From: Jennifier Burnett <jenni_at_[hidden]>
Date: Thu, 11 Jun 2026 18:52:33 +0100
Do just want to point out that the proposed barrier isn't a standard c++ acquire barrier but a new magic barrier that would need new semantics, c++ acquires are meaningless without a corresponding release (since it only establishes a happens-before between things after the acquire and things before the release) and so would do nothing, or could only synchronise with the incrementing thread as you said before.

In my example I was treating x, z, and w as regular local variables, with the idea that w >= x would be checked after both threads of execution are complete.

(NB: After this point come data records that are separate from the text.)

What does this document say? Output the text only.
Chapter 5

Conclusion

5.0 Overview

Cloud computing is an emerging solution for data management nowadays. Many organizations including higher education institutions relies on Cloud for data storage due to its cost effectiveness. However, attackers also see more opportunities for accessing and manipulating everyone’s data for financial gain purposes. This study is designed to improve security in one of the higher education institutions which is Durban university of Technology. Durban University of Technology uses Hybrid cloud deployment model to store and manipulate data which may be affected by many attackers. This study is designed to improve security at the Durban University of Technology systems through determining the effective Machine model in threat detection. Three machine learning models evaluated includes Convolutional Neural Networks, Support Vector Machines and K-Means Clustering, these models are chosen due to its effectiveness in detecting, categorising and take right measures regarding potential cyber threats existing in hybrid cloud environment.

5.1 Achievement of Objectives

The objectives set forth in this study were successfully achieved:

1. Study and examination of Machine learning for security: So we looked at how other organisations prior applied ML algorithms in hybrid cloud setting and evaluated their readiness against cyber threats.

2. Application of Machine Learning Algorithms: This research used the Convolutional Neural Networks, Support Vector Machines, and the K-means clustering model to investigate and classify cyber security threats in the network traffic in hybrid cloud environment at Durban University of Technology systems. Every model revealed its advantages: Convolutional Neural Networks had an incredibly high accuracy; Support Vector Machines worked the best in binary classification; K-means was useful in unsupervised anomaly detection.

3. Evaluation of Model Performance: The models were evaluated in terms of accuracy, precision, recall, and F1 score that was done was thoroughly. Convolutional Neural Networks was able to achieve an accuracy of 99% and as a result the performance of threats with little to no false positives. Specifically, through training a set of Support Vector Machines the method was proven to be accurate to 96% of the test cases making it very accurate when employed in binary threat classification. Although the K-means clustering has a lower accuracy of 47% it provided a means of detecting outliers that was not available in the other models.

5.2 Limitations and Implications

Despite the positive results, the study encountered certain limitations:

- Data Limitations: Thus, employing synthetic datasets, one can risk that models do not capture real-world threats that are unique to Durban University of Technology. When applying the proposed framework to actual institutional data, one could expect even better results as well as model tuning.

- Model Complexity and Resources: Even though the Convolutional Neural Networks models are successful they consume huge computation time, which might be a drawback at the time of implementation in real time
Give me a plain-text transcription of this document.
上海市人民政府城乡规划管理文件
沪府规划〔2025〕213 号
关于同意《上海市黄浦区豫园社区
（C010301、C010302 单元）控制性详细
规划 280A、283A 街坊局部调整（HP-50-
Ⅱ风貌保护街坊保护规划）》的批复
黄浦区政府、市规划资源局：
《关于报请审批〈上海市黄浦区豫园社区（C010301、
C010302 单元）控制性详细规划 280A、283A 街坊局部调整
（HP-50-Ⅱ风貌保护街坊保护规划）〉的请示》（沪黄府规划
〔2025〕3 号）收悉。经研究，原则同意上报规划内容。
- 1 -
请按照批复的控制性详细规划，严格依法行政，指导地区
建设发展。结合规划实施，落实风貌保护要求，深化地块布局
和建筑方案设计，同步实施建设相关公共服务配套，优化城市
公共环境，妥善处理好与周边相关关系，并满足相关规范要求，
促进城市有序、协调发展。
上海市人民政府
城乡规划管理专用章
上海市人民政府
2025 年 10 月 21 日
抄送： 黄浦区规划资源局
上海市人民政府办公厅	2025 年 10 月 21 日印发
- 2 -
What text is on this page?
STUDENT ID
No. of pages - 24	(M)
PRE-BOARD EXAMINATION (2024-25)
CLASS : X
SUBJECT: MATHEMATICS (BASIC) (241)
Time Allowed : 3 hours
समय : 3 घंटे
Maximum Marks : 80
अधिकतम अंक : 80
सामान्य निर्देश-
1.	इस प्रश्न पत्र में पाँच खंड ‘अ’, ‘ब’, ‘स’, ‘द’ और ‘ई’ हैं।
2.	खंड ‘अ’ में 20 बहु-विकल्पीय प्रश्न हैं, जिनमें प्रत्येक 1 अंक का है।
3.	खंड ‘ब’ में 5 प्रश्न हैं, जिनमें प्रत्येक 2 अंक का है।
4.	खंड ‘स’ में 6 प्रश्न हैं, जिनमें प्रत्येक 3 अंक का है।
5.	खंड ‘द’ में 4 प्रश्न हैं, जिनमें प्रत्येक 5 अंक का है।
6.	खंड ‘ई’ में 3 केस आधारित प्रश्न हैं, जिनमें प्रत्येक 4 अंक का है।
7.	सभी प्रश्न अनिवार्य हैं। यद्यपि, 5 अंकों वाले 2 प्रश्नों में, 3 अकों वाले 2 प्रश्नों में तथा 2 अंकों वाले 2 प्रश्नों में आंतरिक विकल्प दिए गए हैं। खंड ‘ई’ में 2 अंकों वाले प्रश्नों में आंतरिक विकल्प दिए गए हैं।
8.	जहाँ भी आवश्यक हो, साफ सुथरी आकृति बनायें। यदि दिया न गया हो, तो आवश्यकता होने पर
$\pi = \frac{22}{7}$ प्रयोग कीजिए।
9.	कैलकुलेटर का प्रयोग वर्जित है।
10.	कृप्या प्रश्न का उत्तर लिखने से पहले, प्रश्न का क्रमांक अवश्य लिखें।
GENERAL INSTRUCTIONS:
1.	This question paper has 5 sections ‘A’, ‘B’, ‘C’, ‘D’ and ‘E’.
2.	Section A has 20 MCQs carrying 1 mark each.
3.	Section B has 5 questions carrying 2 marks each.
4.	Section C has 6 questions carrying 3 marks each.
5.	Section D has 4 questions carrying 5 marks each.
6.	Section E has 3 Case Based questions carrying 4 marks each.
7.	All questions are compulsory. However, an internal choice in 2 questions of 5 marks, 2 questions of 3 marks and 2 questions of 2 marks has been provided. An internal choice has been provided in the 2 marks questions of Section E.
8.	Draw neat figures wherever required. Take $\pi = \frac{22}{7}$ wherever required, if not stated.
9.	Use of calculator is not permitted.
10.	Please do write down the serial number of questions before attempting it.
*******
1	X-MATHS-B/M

On 11 June 2026 18:01:40 BST, Thiago Macieira via Std-Discussion <std-discussion_at_[hidden]> wrote:
>On Thursday, 11 June 2026 00:44:31 Pacific Daylight Time Jennifier Burnett via
>Std-Discussion wrote:
>> ```
>> T1:
>> x = TIME()
>> y.store(x, relaxed)
>>
>> T2:
>> z = y.load(relaxed)
>> w = TIME()
>> ```
>> To my understanding the question as you understand it is whether when z ==
>> x, w must >= x, correct?
>
>Thank you for making this a more concrete example, but I don't think it went
>far enough: you didn't model x as an atomic, so it's hard to say how one can
>perform the w >= x check in the first place.
>
>Let's say though:
>x = INT64_MAX
>y = 0
>T1:
> x.store(TIME(), relaxed)
> y.store(1, relaxed)
>
>T2:
> z = y.load(relaxed)
> w = x.load(relaxed)
> if (z) assert(w <= TIME())
>
>If we didn't know what TIME() was (let's say it was a constant), this is the
>prototypical example of how loads and stores can bypass each other: it's
>entirely possible for y.store() to have become visible, but not x.store(),
>resulting in T2 seeing x's old value of INT64_MAX and failing the assertion.
>
>Nothing changes even if we model TIME() as a load(relaxed) of a global that
>monotonically increases at a frequency of 1 GHz. There would be no happens-
>before between the two pairs of variables, so in T1 it would be entirely
>allowable for the y.store(1) to finish and becoming readable before obtaining
>the time in the first place. Likewise in T2, the x.load() could happen earlier
>than the y.load(), so it might see the old value of x (INT64_MAX) even if y
>was seen as 1.
>
>What if TIME() has an acquire fence? In this case, the machine cannot reorder
>a younger store ahead of it. This ensures that neither store in T1 can become
>observable before the TIME() read. Likewise, it does prevent the reordering if
>the loads in T2 against the TIME() load, so if x *was* updated, then the
>assertion holds.
>
>But it doesn't help with the relative ordering of x and y between themselves.
>So this works:
> assert(w == INT64_MAX || w <= TIME());
>
>but not as written above, because nothing prevents observing y.load() from
>observing 1 while x.load() still observes the old value.